- le pancréas

  En ce qui concerne le pancréas:

   Pas moins de 30 années ont été necessaires pour aboutir à la première implantation d'un prototype de pancréas artificiel. Si cette prouesse technique nécessite encore plusieurs étapes de validation, les conditions techniques sont aujourd'hui réunies. Sa mise au point constitue un formidable espoir d'amélioration de la vie quotidienne des diabétiques.

Le diabète est un trouble de l'assimilation, de l'utilisation et du stockage des sucres apportés par l'alimentation. C'est l'insuline, une hormone produite par le pancréas, qui régule la quantité de sucre stockée ou "brûlée" dans les cellules. Quand les cellules du pancréas sont détruites ou épuisées le manque d'insuline empêche le bon passage du sucre depuis le sang vers les tissus et  entraine donc une augmentation de la glycémie (taux de glucose dans le sang) responsable des complications du diabète.

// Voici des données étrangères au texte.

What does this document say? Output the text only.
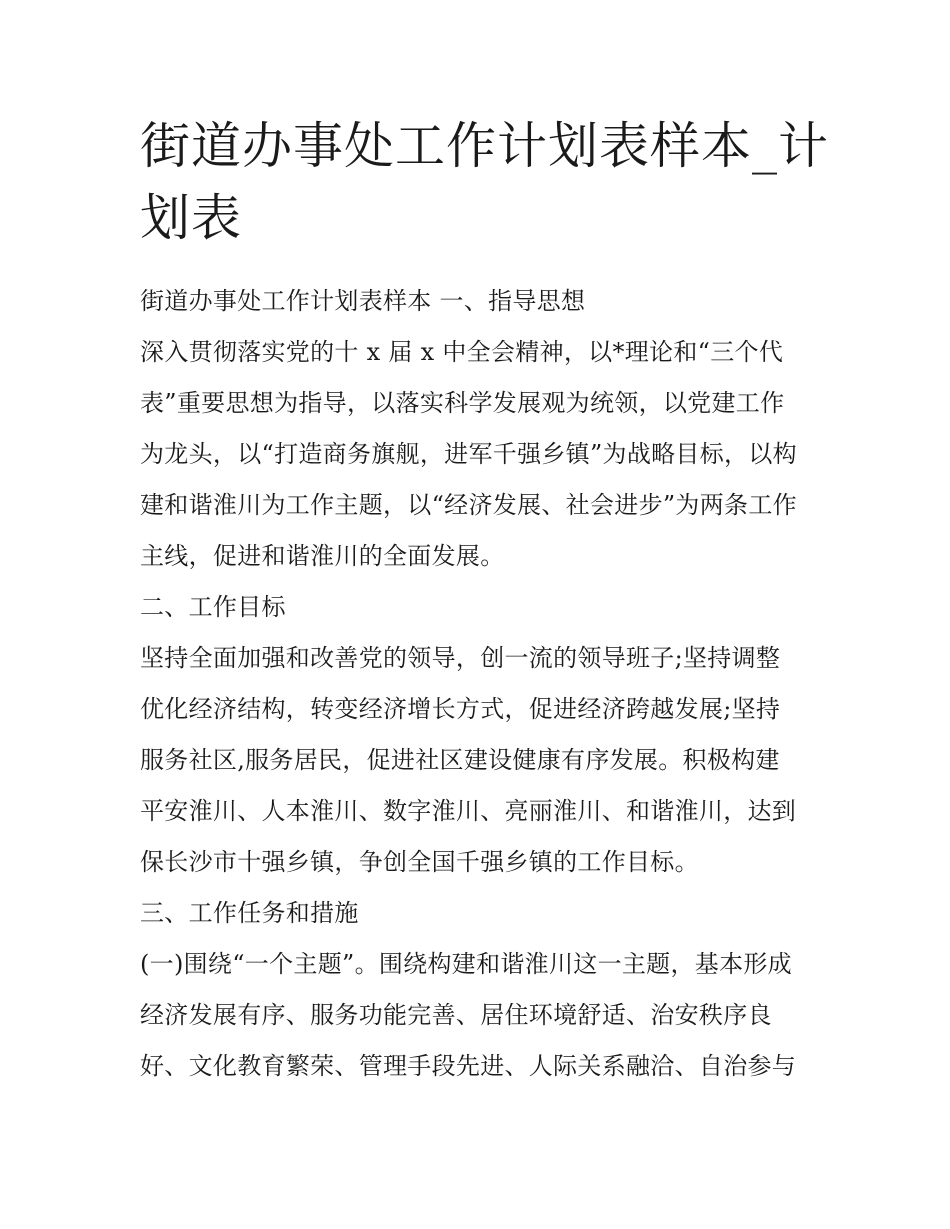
街道办事处工作计划表样本_计
划表
街道办事处工作计划表样本 一、指导思想
深入贯彻落实党的十 x 届 x 中全会精神，以*理论和“三个代
表”重要思想为指导，以落实科学发展观为统领，以党建工作
为龙头，以“打造商务旗舰，进军千强乡镇”为战略目标，以构
建和谐淮川为工作主题，以“经济发展、社会进步”为两条工作
主线，促进和谐淮川的全面发展。
二、工作目标
坚持全面加强和改善党的领导，创一流的领导班子;坚持调整
优化经济结构，转变经济增长方式，促进经济跨越发展;坚持
服务社区,服务居民，促进社区建设健康有序发展。积极构建
平安淮川、人本淮川、数字淮川、亮丽淮川、和谐淮川，达到
保长沙市十强乡镇，争创全国千强乡镇的工作目标。
三、工作任务和措施
(一)围绕“一个主题”。围绕构建和谐淮川这一主题，基本形成
经济发展有序、服务功能完善、居住环境舒适、治安秩序良
好、文化教育繁荣、管理手段先进、人际关系融洽、自治参与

 La mise au point d'un pancréas artificiel doit donc permettre d'atteindre trois objectifs : la prévention des complications du diabète, la réduction du risque d'hypoglycémie induite et l'amélioration de la vie quotidienne des personnes atteintes. Pour remplir ces trois objectifs, trois éléments sont nécessaires : la pompe à insuline, le détecteur de glucose sanguin en temps réel ainsi qu' un dispositif de liaison entre ces deux éléments

  Tout d'abord la pompe à insuline est un dispositif qui apporte de manière continue et régulable l'insuline nécessaire au corps. Elle doit également être en mesure de modifier rapidement le taux d'insuline circulante. Comme l'explique le Pr Renard, réalisateur de la première implantation au monde d'un prototype de pancréas artificiel, pratiquée à l'hôpital de Montpellier: ce dispositif a été mis au point au cours des dix dernières années, et permet l'administration d'insuline grâce à une télécommande externe. Cette pompe se présente comme un "palet de hockey" de 2 cm d'épaisseur et 8 cm de diamètre recouvert d'une couche de titane et pesant 130 g. Le petit entonnoir  situé au centre de l'appareil permet un remplissage transcutané d'insuline à une concentration qui est quatre fois plus importante que celle utilisée pour les injections habituelle.

Comme le dit le professeur, "La faible énergie que nécessite la pompe entraîne une durée de vie de la pile à lithium de 7 à 10 ans". L'hormone est perfusée via un cathéter qui "flotte" librement dans l'abdomen.


  Et le detecteur de glucose : c'est la pièce principale de l'appareil. En effet ce détecteur doit permettre un contrôle sanguin en temps réel et  ceci de manière stable. Long d'un centimètre et d'un diamètre de 3 mm, le détecteur flotte dans la veine cave supérieure, situé juste au-dessus du coeur. A cette endroit il existe un haut débit sanguin ce qui permet donc de réduire considérablement le risque de caillots." déclare le Pr. Renard. Pour terminer , le tout est connecté depuis un fil de liaison jusqu'à la pompe sous cutané qui n'est ni visible ni palpable. "Avec le recul de quatre mois dont nous disposons, on a constaté une fiabilité de 95 % entre les données du détecteur de glucose et les évaluations classiques faites par autocontrôle" précise le Pr. Renard.